Ogier J-C, Lafarge V, Girard V, Rault A, Maladen V, Gruss A, Leveau J-Y, Delacroix-Buchet A
Unité de Recherches Laitières et Génétique Appliquée, Institut National de la Recherche Agronomique, Domaine de Vilvert, 78352 Jouy-en-Josas, France.
Appl Environ Microbiol. 2004 Sep;70(9):5628-43. doi: 10.1128/AEM.70.9.5628-5643.2004.
Numerous microorganisms, including bacteria, yeasts, and molds, constitute the complex ecosystem present in milk and fermented dairy products. Our aim was to describe the bacterial ecosystem of various cheeses that differ by production technology and therefore by their bacterial content. For this purpose, we developed a rapid, semisystematic approach based on genetic profiling by temporal temperature gradient electrophoresis (TTGE) for bacteria with low-G+C-content genomes and denaturing gradient gel electrophoresis (DGGE) for those with medium- and high-G+C-content genomes. Bacteria in the unknown ecosystems were assigned an identity by comparison with a comprehensive bacterial reference database of approximately 150 species that included useful dairy microorganisms (lactic acid bacteria), spoilage bacteria (e.g., Pseudomonas and Enterobacteriaceae), and pathogenic bacteria (e.g., Listeria monocytogenes and Staphylococcus aureus).
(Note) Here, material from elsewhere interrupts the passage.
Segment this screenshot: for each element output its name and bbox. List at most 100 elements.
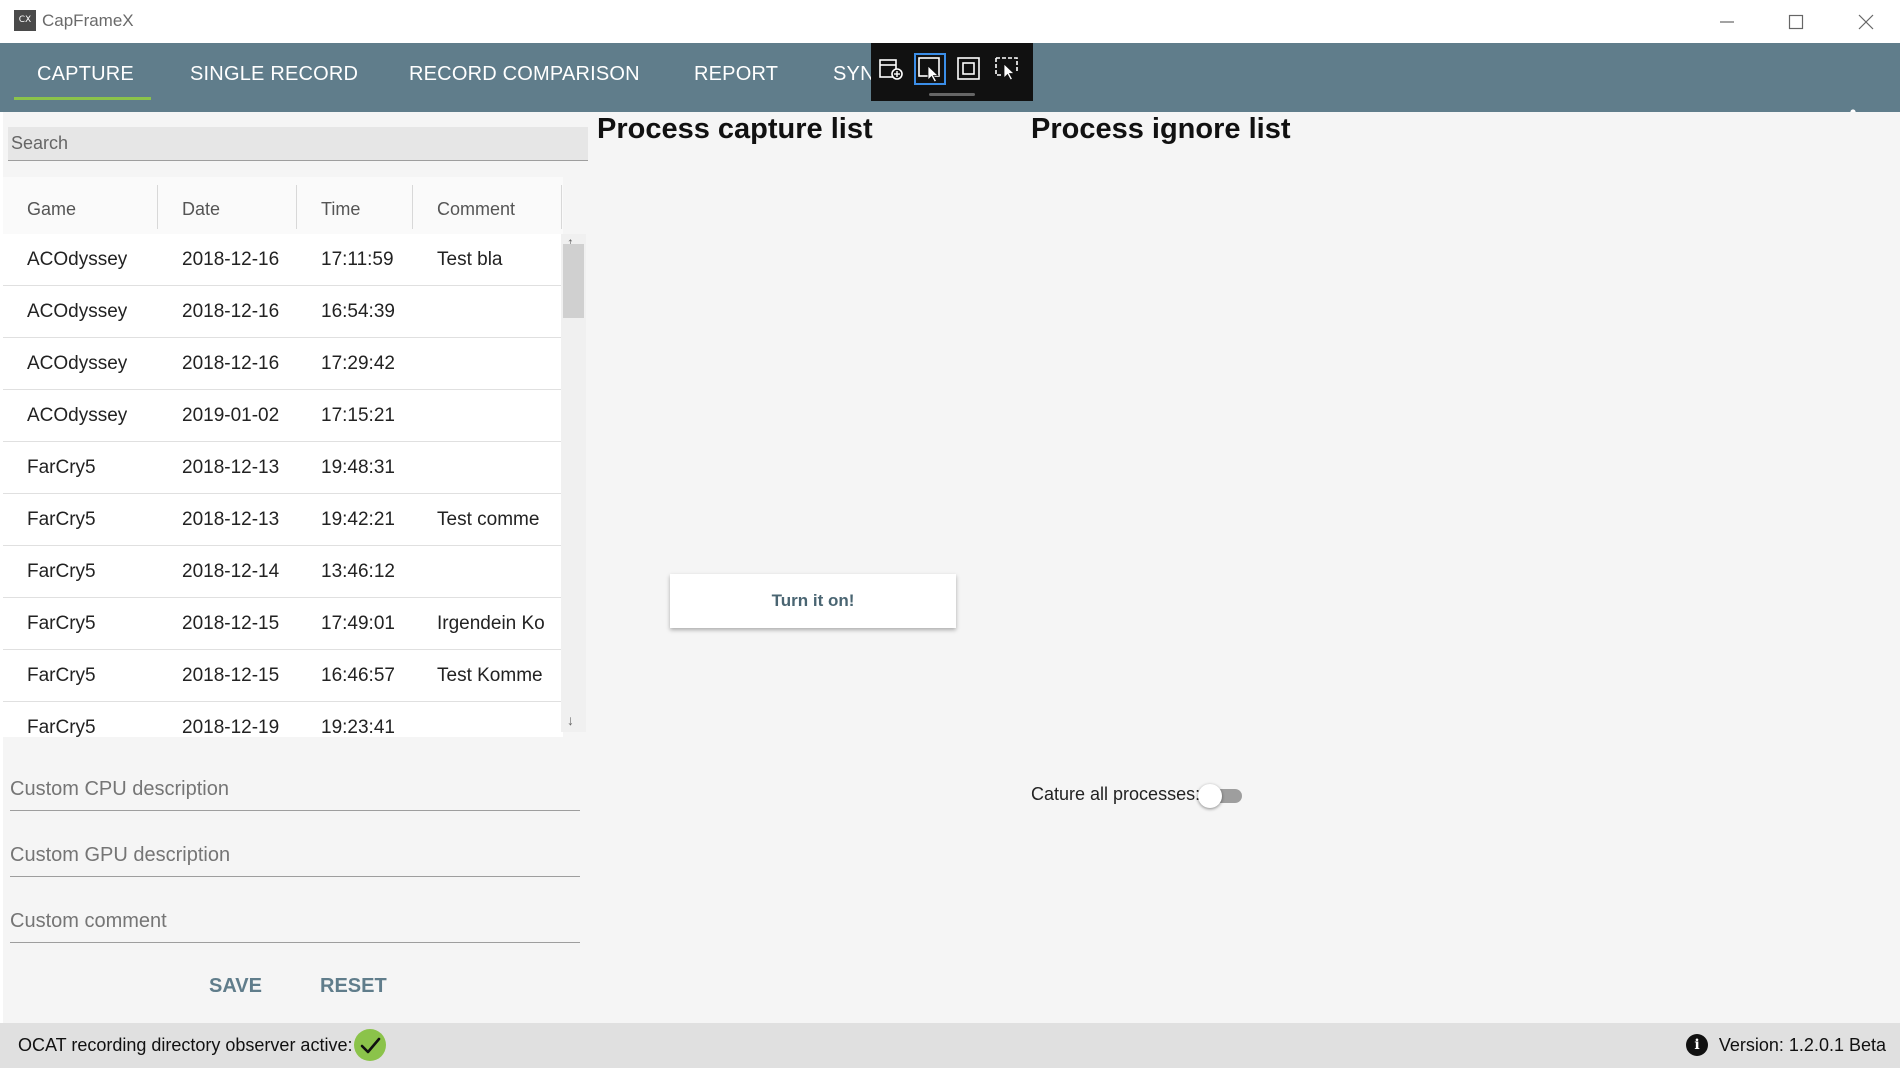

Our analyses provide a high resolution of bacteria comprising the ecosystems of different commercial cheeses and identify species that could not be discerned by conventional methods; at least two species, belonging to the Halomonas and Pseudoalteromonas genera, are identified for the first time in a dairy ecosystem. Our analyses also reveal a surprising difference in ecosystems of the cheese surface versus those of the interior; the aerobic surface bacteria are generally G+C rich and represent diverse species, while the cheese interior comprises fewer species that are generally low in G+C content. TTGE and DGGE have proven here to be powerful methods to rapidly identify a broad range of bacterial species within dairy products.
包括细菌、酵母和霉菌在内的众多微生物构成了牛奶和发酵乳制品中存在的复杂生态系统。我们的目的是描述不同奶酪的细菌生态系统,这些奶酪因生产工艺不同而具有不同的细菌含量。为此,我们开发了一种快速、半系统的方法,对于基因组中G+C含量低的细菌,采用基于时间温度梯度电泳(TTGE)的基因谱分析;对于基因组中G+C含量中等和高的细菌,采用变性梯度凝胶电泳(DGGE)。通过与一个包含约150个物种的综合细菌参考数据库进行比较,确定未知生态系统中的细菌种类,该数据库包括有用的乳制品微生物(乳酸菌)、腐败菌(如假单胞菌和肠杆菌科)和病原菌(如单核细胞增生李斯特菌和金黄色葡萄球菌)。我们的分析提供了不同商业奶酪生态系统中细菌的高分辨率信息,并鉴定出了传统方法无法识别的物种;首次在乳制品生态系统中鉴定出至少两种属于嗜盐单胞菌属和假交替单胞菌属的物种。我们的分析还揭示了奶酪表面和内部生态系统之间令人惊讶的差异;需氧表面细菌通常富含G+C,且代表多种物种,而奶酪内部的物种较少,通常G+C含量较低。在此,TTGE和DGGE已被证明是快速鉴定乳制品中广泛细菌种类的有力方法。